At the celebration of the McConnell Center at the University of Louisville, established by Senate Minority Leader Mitch McConnell, R-Ky., one of the most partisan figures in modern history, Supreme Court Justice Amy Coney Barrett told us that the nation’s highest court is not, in fact, partisan.
“My goal today is to convince you that this court is not comprised of a bunch of partisan hacks,” Barrett said, days after she voted with the majority in a decision to allow Texas’ restrictive abortion law to go into effect. That decision was one of naked partisanship, unmoored from the typical constraints of small matters such as the need to adhere to prior case law.
Let’s take a moment to consider the messenger of this sentiment and the host of this event.
This is the same Justice Barrett who was confirmed to the Supreme Court as early voting in the 2020 election had begun throughout the nation. The timing of her nomination and confirmation matters. When her mentor, Justice Antonin Scalia, passed away in February 2016, McConnell, then the Senate majority leader, said that the Supreme Court vacancy would not be filled until after the presidential election in 10 months. The same McConnell ushered through Barrett’s nomination mere weeks before the 2020 election. McConnell is probably the last member of the human race a Supreme Court justice would want to share a stage with if she were serious about demonstrating that the court isn’t partisan.
Imagine former President Bill Clinton asking former White House intern Monica Lewinsky to introduce him for a speech about how people in positions of power should beware of creating sexually inappropriate work environments.
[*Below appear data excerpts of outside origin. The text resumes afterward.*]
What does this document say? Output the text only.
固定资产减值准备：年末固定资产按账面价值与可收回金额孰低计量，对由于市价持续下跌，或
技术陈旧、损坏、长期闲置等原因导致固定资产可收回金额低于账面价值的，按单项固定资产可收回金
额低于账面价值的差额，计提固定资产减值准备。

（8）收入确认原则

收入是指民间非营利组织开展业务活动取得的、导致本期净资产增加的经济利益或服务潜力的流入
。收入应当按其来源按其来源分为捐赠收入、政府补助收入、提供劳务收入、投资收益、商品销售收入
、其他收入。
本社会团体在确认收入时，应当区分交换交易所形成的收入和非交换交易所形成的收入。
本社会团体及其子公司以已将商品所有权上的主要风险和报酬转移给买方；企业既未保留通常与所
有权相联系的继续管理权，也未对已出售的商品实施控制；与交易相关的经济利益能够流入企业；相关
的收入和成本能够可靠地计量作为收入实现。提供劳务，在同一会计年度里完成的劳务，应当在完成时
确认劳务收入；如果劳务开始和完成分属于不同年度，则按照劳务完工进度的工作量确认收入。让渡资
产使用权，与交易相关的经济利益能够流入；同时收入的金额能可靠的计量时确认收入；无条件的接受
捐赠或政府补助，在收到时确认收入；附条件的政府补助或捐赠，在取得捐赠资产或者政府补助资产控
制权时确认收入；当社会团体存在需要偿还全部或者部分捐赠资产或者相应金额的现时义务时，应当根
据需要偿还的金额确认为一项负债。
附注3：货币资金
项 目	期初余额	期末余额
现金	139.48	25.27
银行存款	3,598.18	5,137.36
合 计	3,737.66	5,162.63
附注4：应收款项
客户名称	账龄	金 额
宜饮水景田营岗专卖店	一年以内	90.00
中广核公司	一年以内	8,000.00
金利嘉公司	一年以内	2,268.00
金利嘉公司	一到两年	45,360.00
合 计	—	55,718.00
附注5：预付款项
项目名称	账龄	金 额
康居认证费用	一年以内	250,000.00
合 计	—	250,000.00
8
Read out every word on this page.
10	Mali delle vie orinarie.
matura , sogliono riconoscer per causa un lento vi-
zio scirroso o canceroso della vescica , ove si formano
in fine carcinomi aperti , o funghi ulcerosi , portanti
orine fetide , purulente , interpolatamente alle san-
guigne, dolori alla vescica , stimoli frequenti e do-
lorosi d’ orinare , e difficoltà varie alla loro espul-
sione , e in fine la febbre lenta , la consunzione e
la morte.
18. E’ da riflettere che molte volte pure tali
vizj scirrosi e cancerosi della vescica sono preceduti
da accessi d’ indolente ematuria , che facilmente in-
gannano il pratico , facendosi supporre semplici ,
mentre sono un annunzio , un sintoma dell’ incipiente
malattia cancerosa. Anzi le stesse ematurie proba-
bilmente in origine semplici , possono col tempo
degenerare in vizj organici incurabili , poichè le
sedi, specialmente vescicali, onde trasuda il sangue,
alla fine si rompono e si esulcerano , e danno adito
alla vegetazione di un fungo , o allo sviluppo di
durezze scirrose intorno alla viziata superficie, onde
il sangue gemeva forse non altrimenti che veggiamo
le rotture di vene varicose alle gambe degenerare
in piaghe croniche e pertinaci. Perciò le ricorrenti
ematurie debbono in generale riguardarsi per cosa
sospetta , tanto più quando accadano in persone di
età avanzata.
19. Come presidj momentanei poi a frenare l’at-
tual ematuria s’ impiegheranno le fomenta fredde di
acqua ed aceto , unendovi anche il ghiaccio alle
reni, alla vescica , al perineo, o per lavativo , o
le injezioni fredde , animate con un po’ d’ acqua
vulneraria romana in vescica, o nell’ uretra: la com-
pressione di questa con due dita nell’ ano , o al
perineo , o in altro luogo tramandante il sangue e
But Barrett found a fellow traveler waiting to embrace her judge-as-a-neutral-arbiter worldview: her liberal colleague, Justice Stephen Breyer. Barrett and Breyer may have different legal philosophies and political ideologies (two separate things, to be sure), but they’re currently united in their need to convince the public that they are not merely politicians with robes.
Barrett is the junior member of the conservative wing of the court, while Breyer is the senior member of the liberal wing. But for both of them, their reputations, their legacies and their ability to justify their own decisions hinge on the fiction of a neutral court.
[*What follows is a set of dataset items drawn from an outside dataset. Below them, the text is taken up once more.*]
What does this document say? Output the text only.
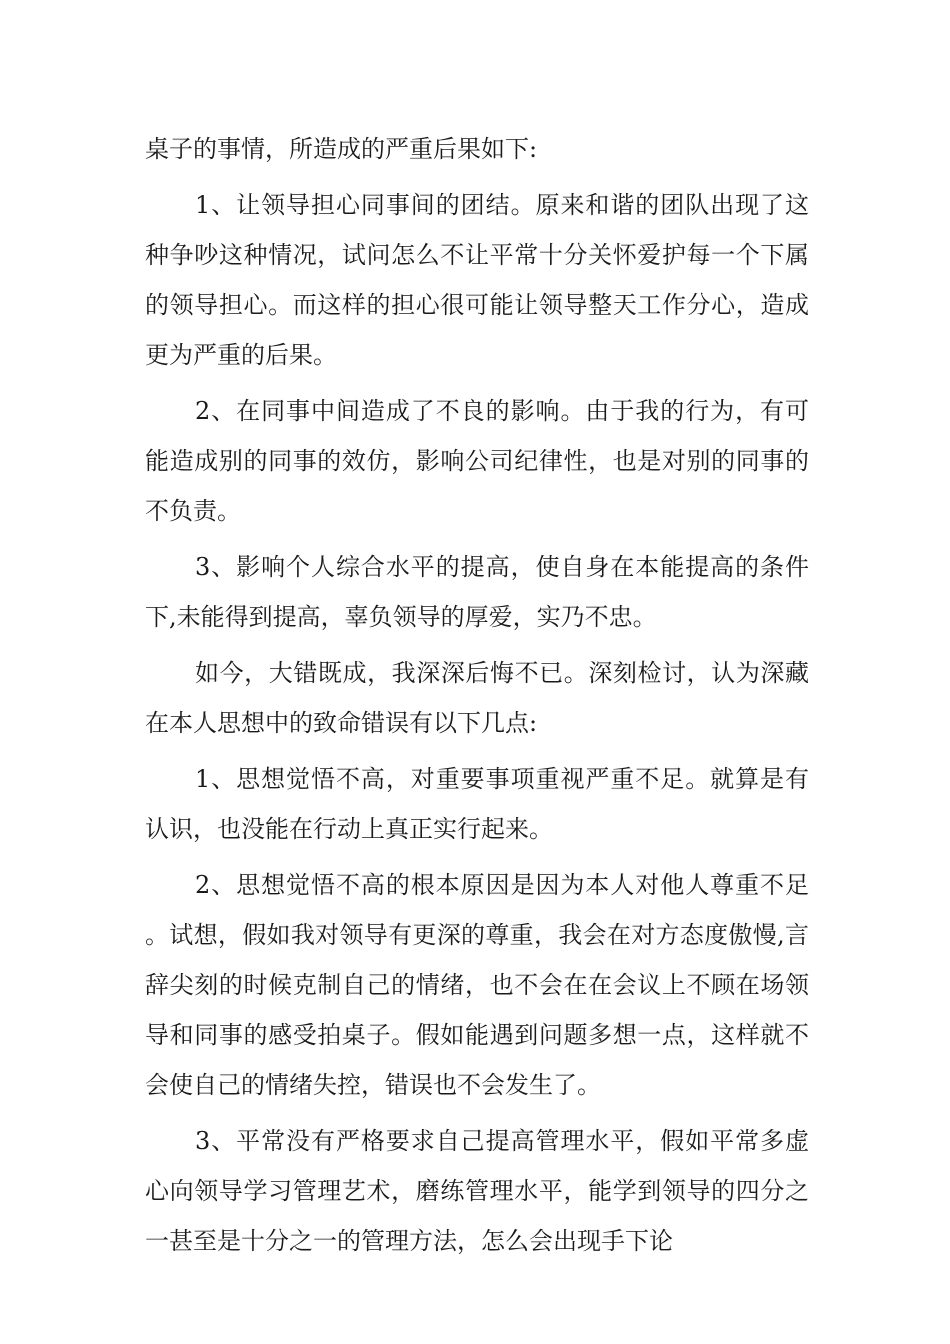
桌子的事情，所造成的严重后果如下:

1、让领导担心同事间的团结。原来和谐的团队出现了这种争吵这种情况，试问怎么不让平常十分关怀爱护每一个下属的领导担心。而这样的担心很可能让领导整天工作分心，造成更为严重的后果。

2、在同事中间造成了不良的影响。由于我的行为，有可能造成别的同事的效仿，影响公司纪律性，也是对别的同事的不负责。

3、影响个人综合水平的提高，使自身在本能提高的条件下,未能得到提高，辜负领导的厚爱，实乃不忠。

如今，大错既成，我深深后悔不已。深刻检讨，认为深藏在本人思想中的致命错误有以下几点:

1、思想觉悟不高，对重要事项重视严重不足。就算是有认识，也没能在行动上真正实行起来。

2、思想觉悟不高的根本原因是因为本人对他人尊重不足。试想，假如我对领导有更深的尊重，我会在对方态度傲慢,言辞尖刻的时候克制自己的情绪，也不会在在会议上不顾在场领导和同事的感受拍桌子。假如能遇到问题多想一点，这样就不会使自己的情绪失控，错误也不会发生了。

3、平常没有严格要求自己提高管理水平，假如平常多虚心向领导学习管理艺术，磨练管理水平，能学到领导的四分之一甚至是十分之一的管理方法，怎么会出现手下论
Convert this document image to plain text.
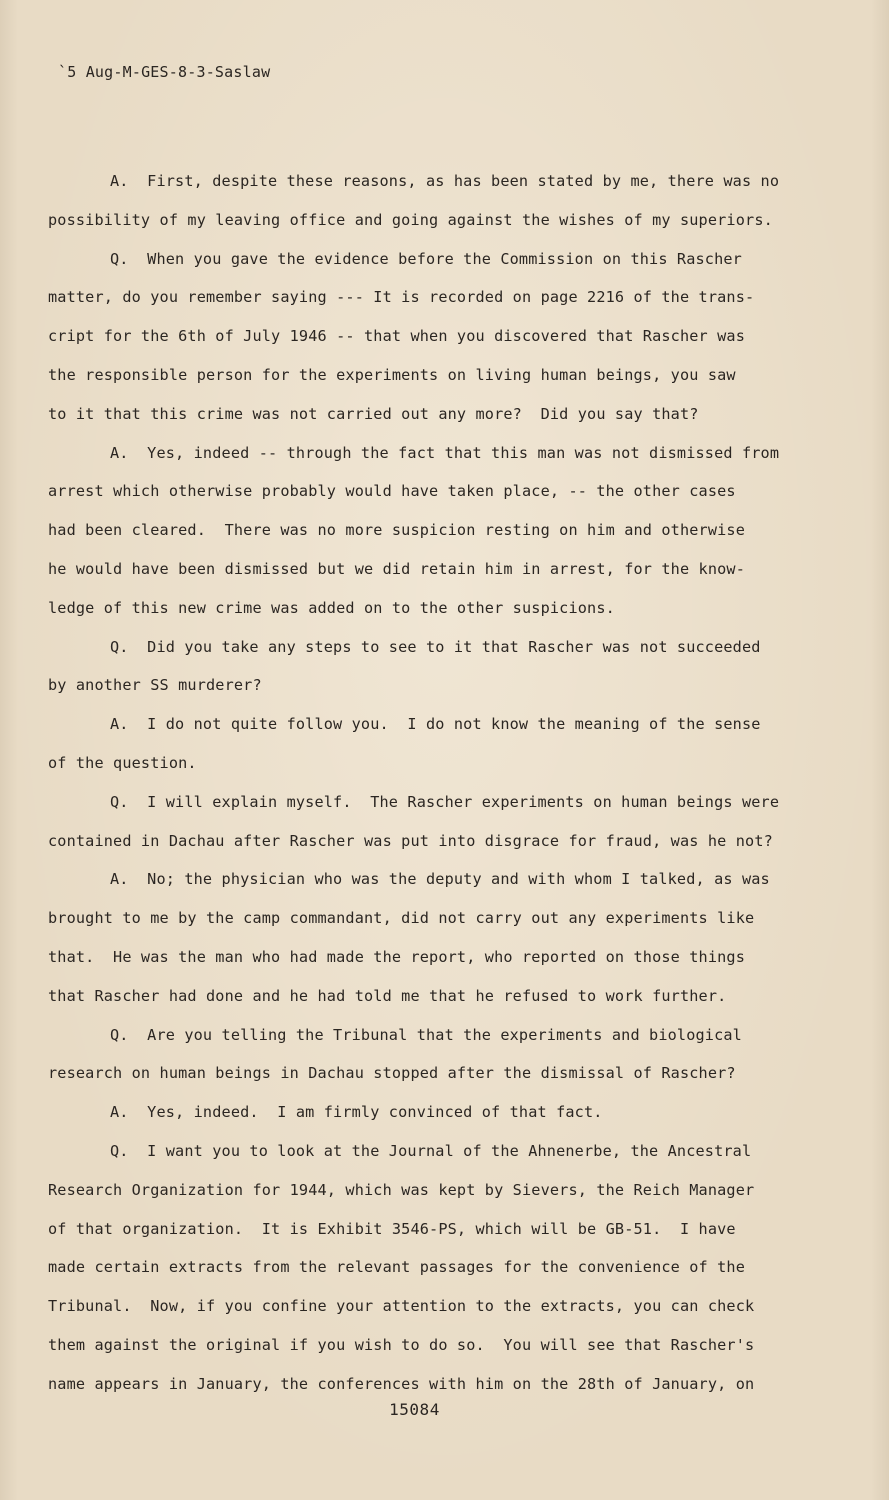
`5 Aug-M-GES-8-3-Saslaw
A.  First, despite these reasons, as has been stated by me, there was no
possibility of my leaving office and going against the wishes of my superiors.
Q.  When you gave the evidence before the Commission on this Rascher
matter, do you remember saying --- It is recorded on page 2216 of the trans-
cript for the 6th of July 1946 -- that when you discovered that Rascher was
the responsible person for the experiments on living human beings, you saw
to it that this crime was not carried out any more?  Did you say that?
A.  Yes, indeed -- through the fact that this man was not dismissed from
arrest which otherwise probably would have taken place, -- the other cases
had been cleared.  There was no more suspicion resting on him and otherwise
he would have been dismissed but we did retain him in arrest, for the know-
ledge of this new crime was added on to the other suspicions.
Q.  Did you take any steps to see to it that Rascher was not succeeded
by another SS murderer?
A.  I do not quite follow you.  I do not know the meaning of the sense
of the question.
Q.  I will explain myself.  The Rascher experiments on human beings were
contained in Dachau after Rascher was put into disgrace for fraud, was he not?
A.  No; the physician who was the deputy and with whom I talked, as was
brought to me by the camp commandant, did not carry out any experiments like
that.  He was the man who had made the report, who reported on those things
that Rascher had done and he had told me that he refused to work further.
Q.  Are you telling the Tribunal that the experiments and biological
research on human beings in Dachau stopped after the dismissal of Rascher?
A.  Yes, indeed.  I am firmly convinced of that fact.
Q.  I want you to look at the Journal of the Ahnenerbe, the Ancestral
Research Organization for 1944, which was kept by Sievers, the Reich Manager
of that organization.  It is Exhibit 3546-PS, which will be GB-51.  I have
made certain extracts from the relevant passages for the convenience of the
Tribunal.  Now, if you confine your attention to the extracts, you can check
them against the original if you wish to do so.  You will see that Rascher's
name appears in January, the conferences with him on the 28th of January, on
15084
Barrett must show us why her appointment as a Supreme Court justice — her nomination and confirmation — are not forever tinged with illegitimacy. Breyer must show why his desire to stay on the bench as long as he wants to is not supremely ill-advised.
There is a reason that “Breyer must retire” is a liberal rallying cry. If President Joe Biden is unable to fill his seat prior to the midterm elections, particularly when Democrats might lose their slimmest of majorities in the Senate, that could solidify a 7-to-2 conservative majority of the court for decades to come. So Breyer must tell us that not everything about the court is partisan in order to justify his own decision to hang on past the time when he should.
Sometimes people in positions of power make remarks that are so devoid of self-awareness that one wonders if the person has encountered a mirror. Sometimes people in positions of power make comments that strain the bounds of common sense and make us wonder if up is really above us, and down below. Other times, people in positions of power say things that reek of shameless justification for their positions. Barrett's and Breyer’s remarks may be examples of all three.
But let’s back up for a moment. The federal judicial branch is, in fact, not comprised of partisan hacks. In many cases, we have exactly what Chief Justice Roberts says we have, not “Obama judges or Trump Judges,” but rather “an extraordinary group of dedicated judges doing their level best to do equal right to those appearing before them.” There are hundreds of members of the federal judiciary. These are hardworking public servants who go to work every day to fairly apply the facts of cases to the law. Many of these judges do not encounter the same type of difficult legal questions that touch on both hot-button political and societal issues that Supreme Court justices do.
Presidents, the public and the nominees all know that Supreme Court justices will eventually confront the most controversial issues we face in society — abortion rights, gun control, equal rights, voting rights and religious freedom, to name just a few. There is no use in pretending that a “neutral” application of the law gives us the answers to these questions. That is why we fight so hard about the composition of the court. The views of those on the highest court matters, and sometimes, depending on the justice and the case, their views are more heavily grounded in political than legal analysis.
The thing that unites Barrett, at the beginning of her career on the Supreme Court, and Breyer, at the end of his, is their awe-inspiring self-validation in the form of trumpeting a judicial neutrality that does not always exist.